BAB 33

10.4K 778 137
                                    

** *

Tak terasa waktu berlalu dengan begitu cepat, tiga bulan sudah aku menghabiskan hari – hariku bersama Rachael. Mengabdikan seluruh waktu yang ku miliki dengan terus berusaha untuk menjadi ibu terbaik untuk putri semata wayangku. Selama itu pula aku begitu menikmati proses demi proses yang ku lalui. Perubahan demi perubahan yang tak pernah terbayangkan olehku sebelumnya.

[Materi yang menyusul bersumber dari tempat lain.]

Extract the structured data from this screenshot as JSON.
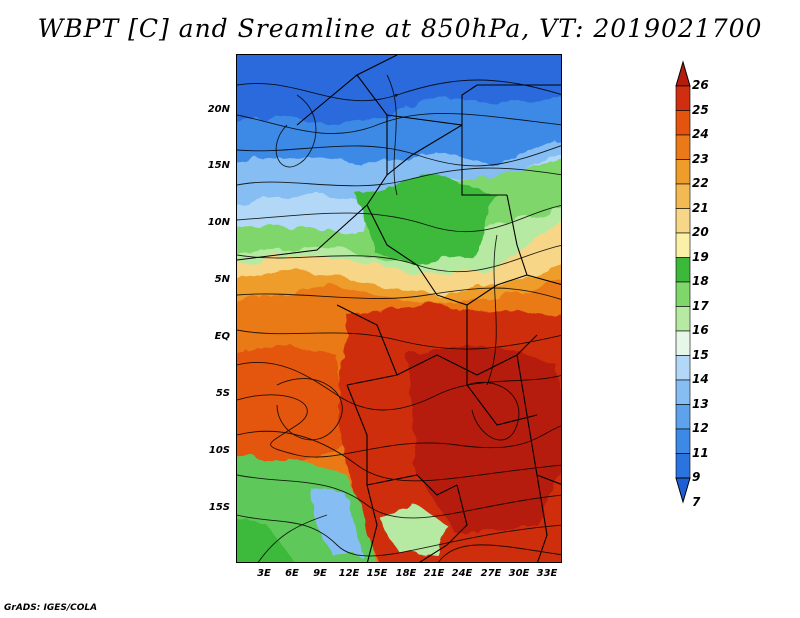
{
  "title": "WBPT [C] and Sreamline at 850hPa, VT: 2019021700",
  "footer": "GrADS: IGES/COLA",
  "map": {
    "lat_labels": [
      "20N",
      "15N",
      "10N",
      "5N",
      "EQ",
      "5S",
      "10S",
      "15S"
    ],
    "lon_labels": [
      "3E",
      "6E",
      "9E",
      "12E",
      "15E",
      "18E",
      "21E",
      "24E",
      "27E",
      "30E",
      "33E"
    ]
  },
  "colorbar": {
    "labels": [
      "7",
      "9",
      "11",
      "12",
      "13",
      "14",
      "15",
      "16",
      "17",
      "18",
      "19",
      "20",
      "21",
      "22",
      "23",
      "24",
      "25",
      "26"
    ],
    "colors": [
      "#1f5fd6",
      "#2b74e0",
      "#3d8ae6",
      "#5ea2ee",
      "#86bdf3",
      "#b3d8f7",
      "#e6f6e8",
      "#b6eaa3",
      "#7fd66b",
      "#3cb93a",
      "#fbf0a8",
      "#f7d787",
      "#f3ba54",
      "#ee9c2a",
      "#ea7a17",
      "#e4540f",
      "#cf2f10",
      "#b61c0d"
    ]
  },
  "colors": {
    "cold_blue": "#2a6bdc",
    "green": "#5fc85a",
    "orange": "#ee7a1f",
    "red": "#c8210e"
  }
}
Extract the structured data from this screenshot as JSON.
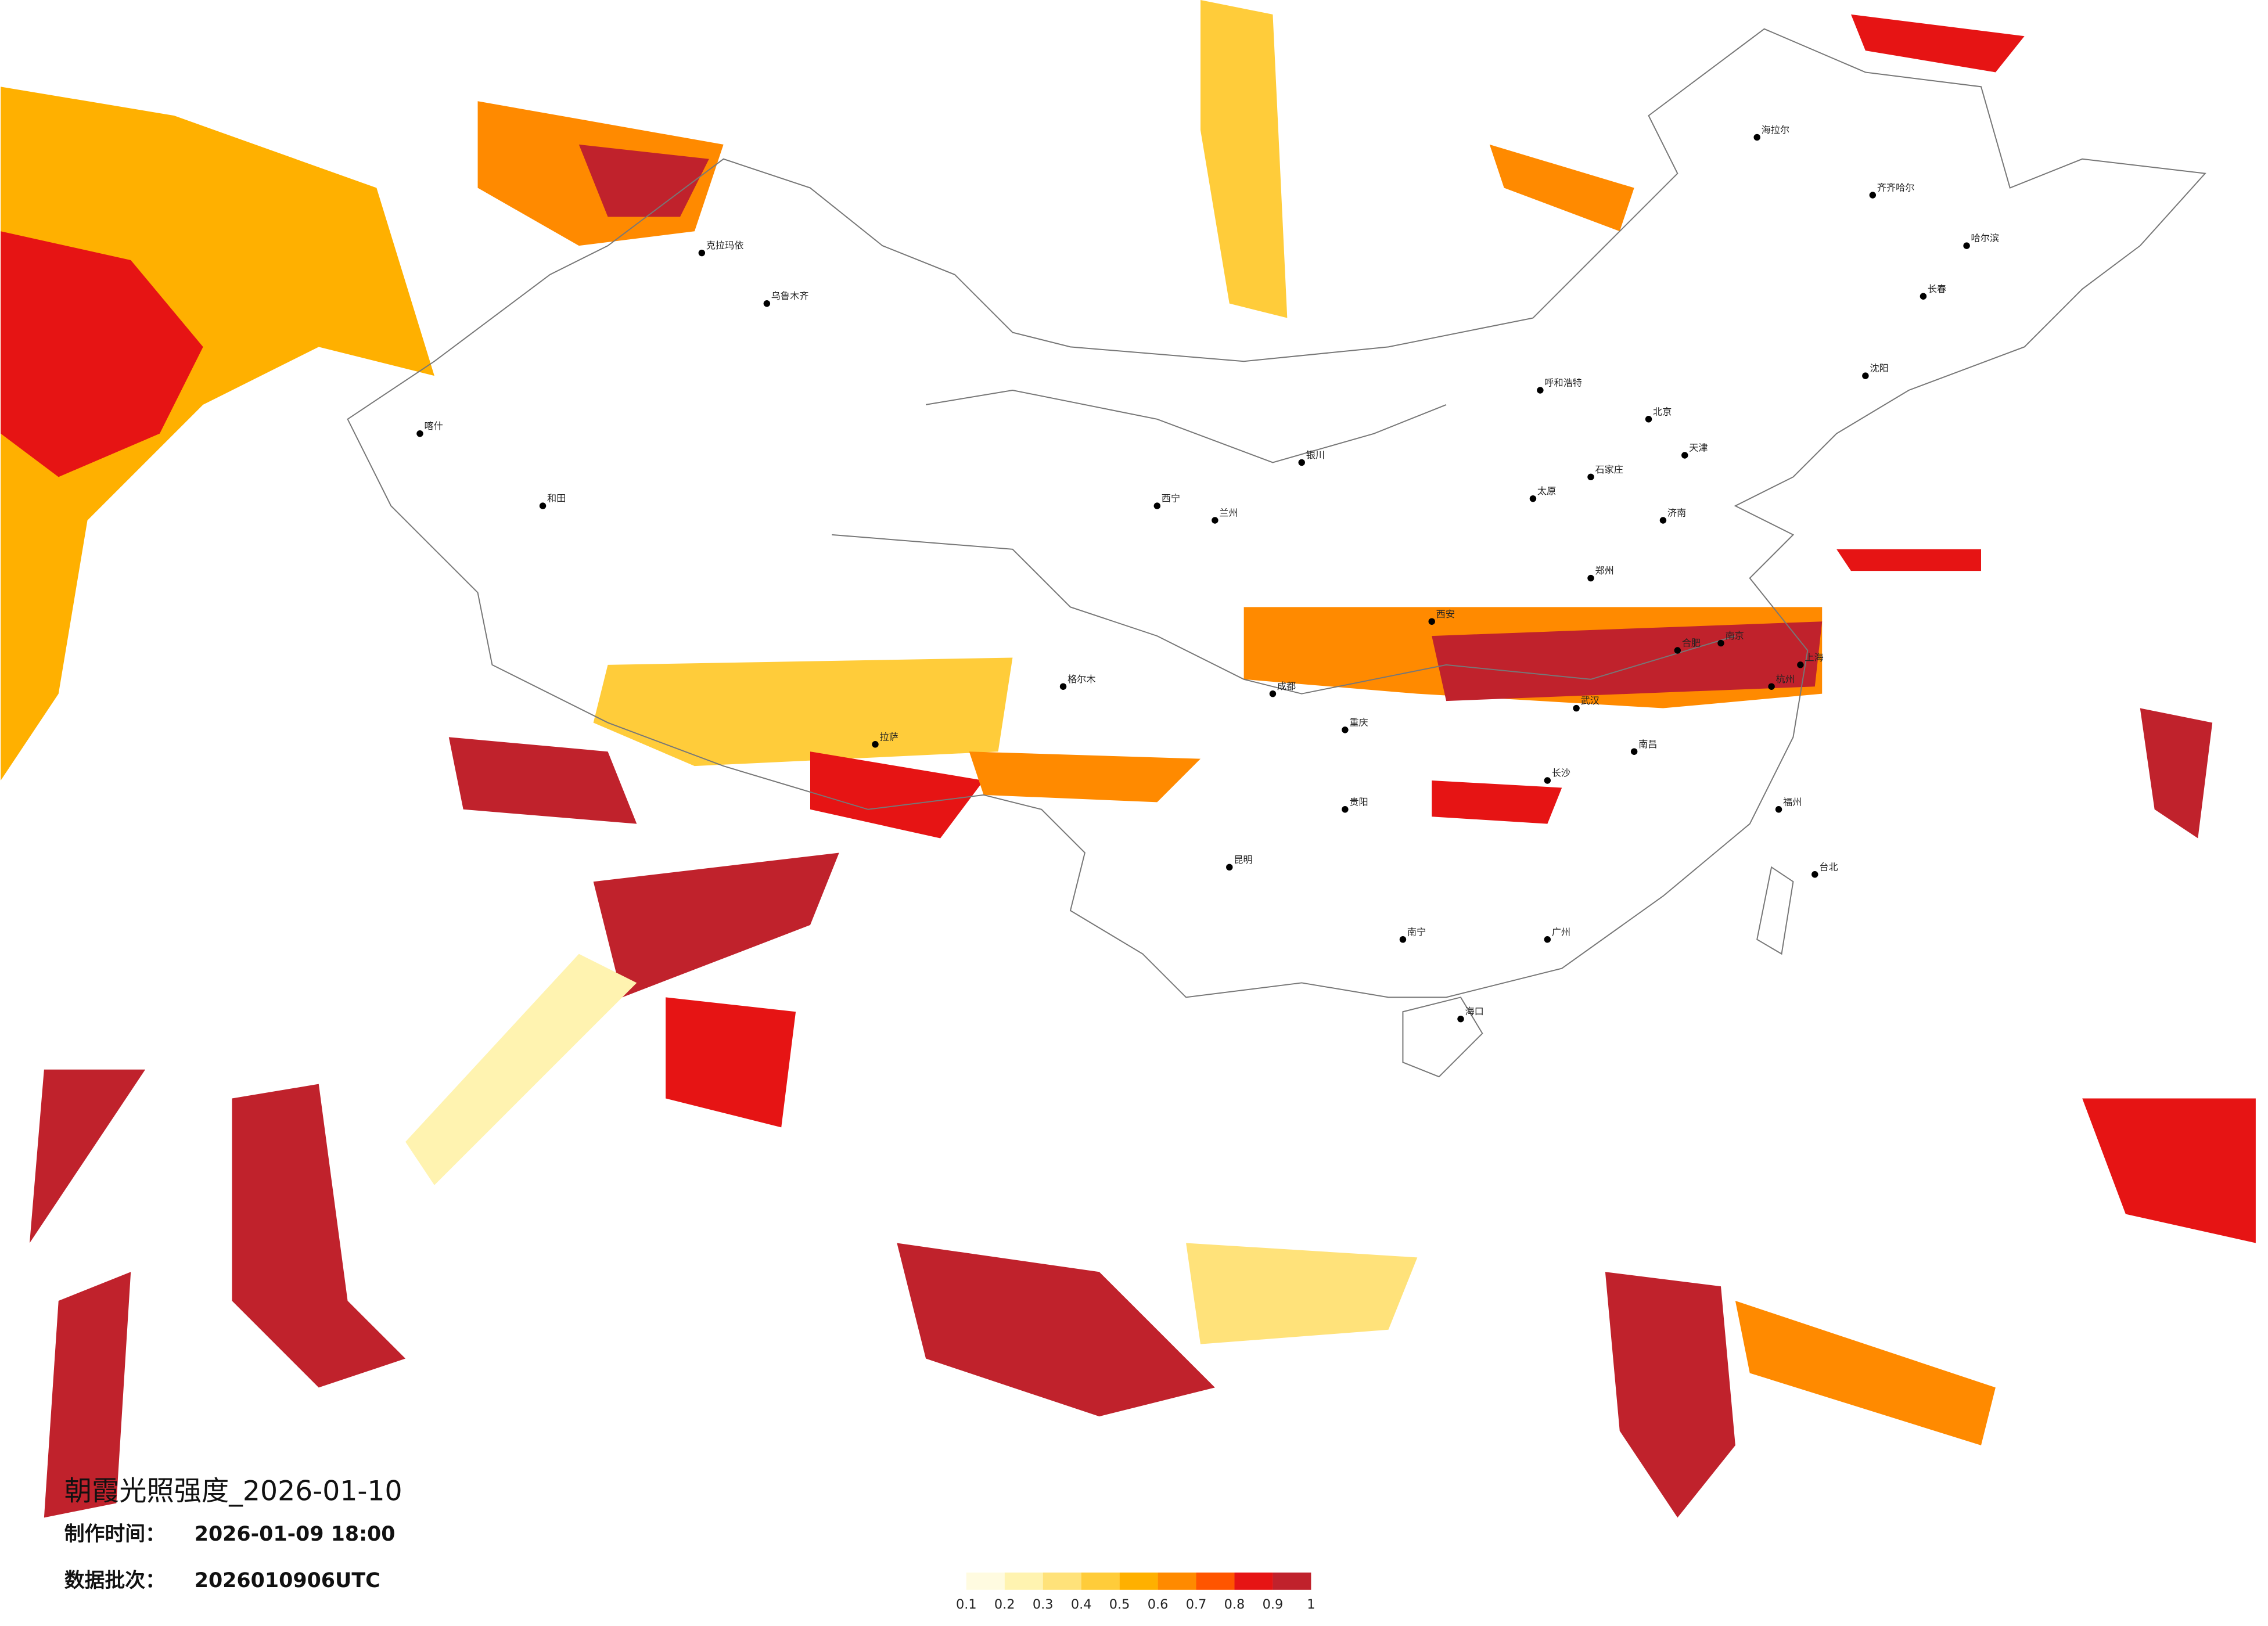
{
  "header": {
    "title": "朝霞光照强度_2026-01-10",
    "made_label": "制作时间：",
    "made_time": "2026-01-09 18:00",
    "batch_label": "数据批次：",
    "batch": "2026010906UTC"
  },
  "legend": {
    "labels": [
      "0.1",
      "0.2",
      "0.3",
      "0.4",
      "0.5",
      "0.6",
      "0.7",
      "0.8",
      "0.9",
      "1"
    ],
    "colors": [
      "#fffbe0",
      "#fff3b0",
      "#ffe27a",
      "#ffcc3a",
      "#ffb000",
      "#ff8a00",
      "#ff5500",
      "#e61414",
      "#c0222c"
    ]
  },
  "cities": [
    "海拉尔",
    "齐齐哈尔",
    "哈尔滨",
    "长春",
    "沈阳",
    "北京",
    "天津",
    "呼和浩特",
    "石家庄",
    "太原",
    "济南",
    "郑州",
    "西安",
    "银川",
    "兰州",
    "西宁",
    "克拉玛依",
    "乌鲁木齐",
    "喀什",
    "和田",
    "格尔木",
    "拉萨",
    "成都",
    "重庆",
    "贵阳",
    "昆明",
    "南宁",
    "海口",
    "长沙",
    "武汉",
    "南昌",
    "合肥",
    "南京",
    "上海",
    "杭州",
    "福州",
    "广州",
    "台北"
  ]
}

Bagaimana aku yang dulunya sangat sulit untuk bangun pagi, kini harus bangun pagi – pagi sekali, membuatkan sarapan untuk Rachael, menyiapkan semua kebutuhan Rachael, mengantarnya kesekolah kemudian menjemputnya, menemani Rachael bermain hingga membacakan dongeng pengantar tidur untuk Rachael. Semuanya ku lakukan dengan penuh suka cita, tidak ada rasa lelah sedikitpun yang kurasakan.

Seperti pagi ini misalnya, meskipun semalam aku baru bisa memejamkan mataku di atas pukul satu dini hari karena harus menyelesaikan beberapa desain untuk fashion brand milikiku, namun khusus pagi ini aku sengaja untuk bangun pagi – pagi sekali, lebih pagi dari biasanya (mungkin sekitar jam 4 pagi ) khusus untuk membuatkan sarapan yang sudah di pesan oleh Rachael tadi malam saat aku menemaninya tidur.

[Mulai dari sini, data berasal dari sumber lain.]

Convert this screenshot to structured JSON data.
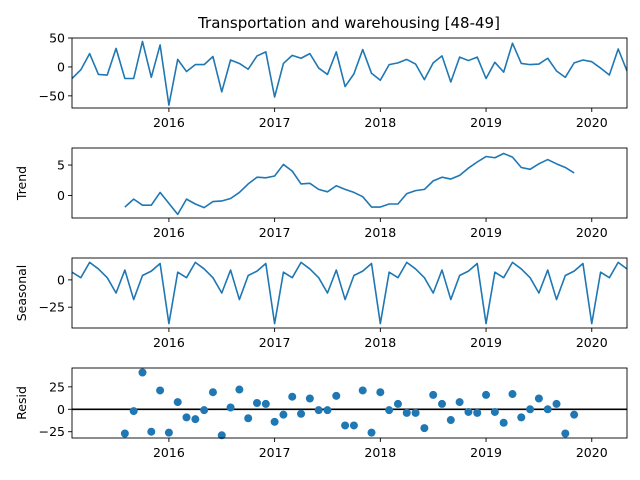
{
  "chart_data": {
    "type": "line",
    "title": "Transportation and warehousing  [48-49]",
    "color": "#1f77b4",
    "x_start": "2015-02",
    "x_end": "2020-05",
    "x_ticks": [
      {
        "label": "2016",
        "value": "2016-01"
      },
      {
        "label": "2017",
        "value": "2017-01"
      },
      {
        "label": "2018",
        "value": "2018-01"
      },
      {
        "label": "2019",
        "value": "2019-01"
      },
      {
        "label": "2020",
        "value": "2020-01"
      }
    ],
    "panels": [
      {
        "name": "observed",
        "type": "line",
        "ylabel": "",
        "ylim": [
          -71,
          50
        ],
        "yticks": [
          -50,
          0,
          50
        ],
        "tick_labels": [
          "−50",
          "0",
          "50"
        ],
        "start": "2015-02",
        "values": [
          -20,
          -5,
          23,
          -13,
          -14,
          32,
          -20,
          -20,
          44,
          -18,
          38,
          -66,
          13,
          -8,
          4,
          4,
          18,
          -43,
          12,
          6,
          -4,
          19,
          26,
          -52,
          6,
          20,
          15,
          23,
          -2,
          -13,
          26,
          -34,
          -12,
          30,
          -11,
          -23,
          4,
          7,
          13,
          5,
          -22,
          7,
          19,
          -26,
          17,
          11,
          17,
          -20,
          8,
          -9,
          41,
          6,
          4,
          5,
          15,
          -7,
          -18,
          7,
          12,
          9,
          -2,
          -14,
          31,
          -7
        ]
      },
      {
        "name": "trend",
        "type": "line",
        "ylabel": "Trend",
        "ylim": [
          -3.7,
          7.8
        ],
        "yticks": [
          0,
          5
        ],
        "tick_labels": [
          "0",
          "5"
        ],
        "start": "2015-08",
        "values": [
          -1.9,
          -0.6,
          -1.6,
          -1.6,
          0.5,
          -1.3,
          -3.1,
          -0.6,
          -1.4,
          -2.0,
          -1.0,
          -0.9,
          -0.5,
          0.5,
          1.9,
          3.0,
          2.9,
          3.2,
          5.1,
          4.0,
          1.9,
          2.0,
          1.0,
          0.6,
          1.6,
          1.0,
          0.5,
          -0.2,
          -1.9,
          -1.9,
          -1.4,
          -1.4,
          0.3,
          0.8,
          1.0,
          2.4,
          3.0,
          2.7,
          3.3,
          4.5,
          5.5,
          6.4,
          6.2,
          6.9,
          6.3,
          4.6,
          4.3,
          5.2,
          5.9,
          5.2,
          4.6,
          3.7
        ]
      },
      {
        "name": "seasonal",
        "type": "line",
        "ylabel": "Seasonal",
        "ylim": [
          -44,
          20
        ],
        "yticks": [
          -25,
          0
        ],
        "tick_labels": [
          "−25",
          "0"
        ],
        "start": "2015-02",
        "pattern_from_jan": [
          -40,
          7,
          2,
          16,
          10,
          2,
          -12,
          9,
          -18,
          4,
          8,
          15
        ],
        "values": [
          7,
          2,
          16,
          10,
          2,
          -12,
          9,
          -18,
          4,
          8,
          15,
          -40,
          7,
          2,
          16,
          10,
          2,
          -12,
          9,
          -18,
          4,
          8,
          15,
          -40,
          7,
          2,
          16,
          10,
          2,
          -12,
          9,
          -18,
          4,
          8,
          15,
          -40,
          7,
          2,
          16,
          10,
          2,
          -12,
          9,
          -18,
          4,
          8,
          15,
          -40,
          7,
          2,
          16,
          10,
          2,
          -12,
          9,
          -18,
          4,
          8,
          15,
          -40,
          7,
          2,
          16,
          10
        ]
      },
      {
        "name": "resid",
        "type": "scatter",
        "ylabel": "Resid",
        "ylim": [
          -32,
          46
        ],
        "yticks": [
          -25,
          0,
          25
        ],
        "tick_labels": [
          "−25",
          "0",
          "25"
        ],
        "zero_line": true,
        "start": "2015-08",
        "values": [
          -27,
          -2,
          41,
          -25,
          21,
          -26,
          8,
          -9,
          -11,
          -1,
          19,
          -29,
          2,
          22,
          -10,
          7,
          6,
          -14,
          -6,
          14,
          -5,
          12,
          -1,
          -1,
          15,
          -18,
          -18,
          21,
          -26,
          19,
          -1,
          6,
          -4,
          -4,
          -21,
          16,
          6,
          -12,
          8,
          -3,
          -4,
          16,
          -3,
          -15,
          17,
          -9,
          0,
          12,
          0,
          6,
          -27,
          -6
        ]
      }
    ]
  }
}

"Morning." Sapaan dengan suara serak ( khas bangun tidur ) yang tak lama kemudian di susul dengan kecupan lembut di pipi kananku membuat kegiatanku yang sedang menggiling adonan terhenti untuk sesaat. Aku menolehkan kepalaku kesamping kemudian tersenyum kecil saat kepalanya berada di bahuku, membuat hembusan nafas hangatnya mengeletik kulit leherku.

"Morning, kenapa sudah bangun? Jetlag?"aku bertanya sembari mencium pucuk kepalanya. Menggesekkan ujung hidungku ke rambutnya yang kini terlihat lebih panjang dari terakhir kali aku melihatnya, kira – kira dua minggu yang lalu sebelum dia berangkat ke Belanda untuk keperluan bisnis.

Pria itu mengangguk lemah sambil melepaskan lilitan tangannya di pingangku. "Sarapan apa pagi ini?"

Aku menghendikkan daguku pada benda yang sedang ada di tanganku. "Pain au chocolat," jawabku, memasukkan adonan ke dalam lemari es. "Mau aku buatkan kopi?" tawarku kemudian.

Dia mengangguk pelan. "Boleh."

Setelah mencuci tangan, dengan cekatan aku mengeluarkan cangkir kopi dari tempatnya, menuangkan 2 sendok teh kopi arabika kemudian menambahkan air panas ke dalam cangkir tersebut.

"Merci," katanya saat aku meletakan kopi pesanannya.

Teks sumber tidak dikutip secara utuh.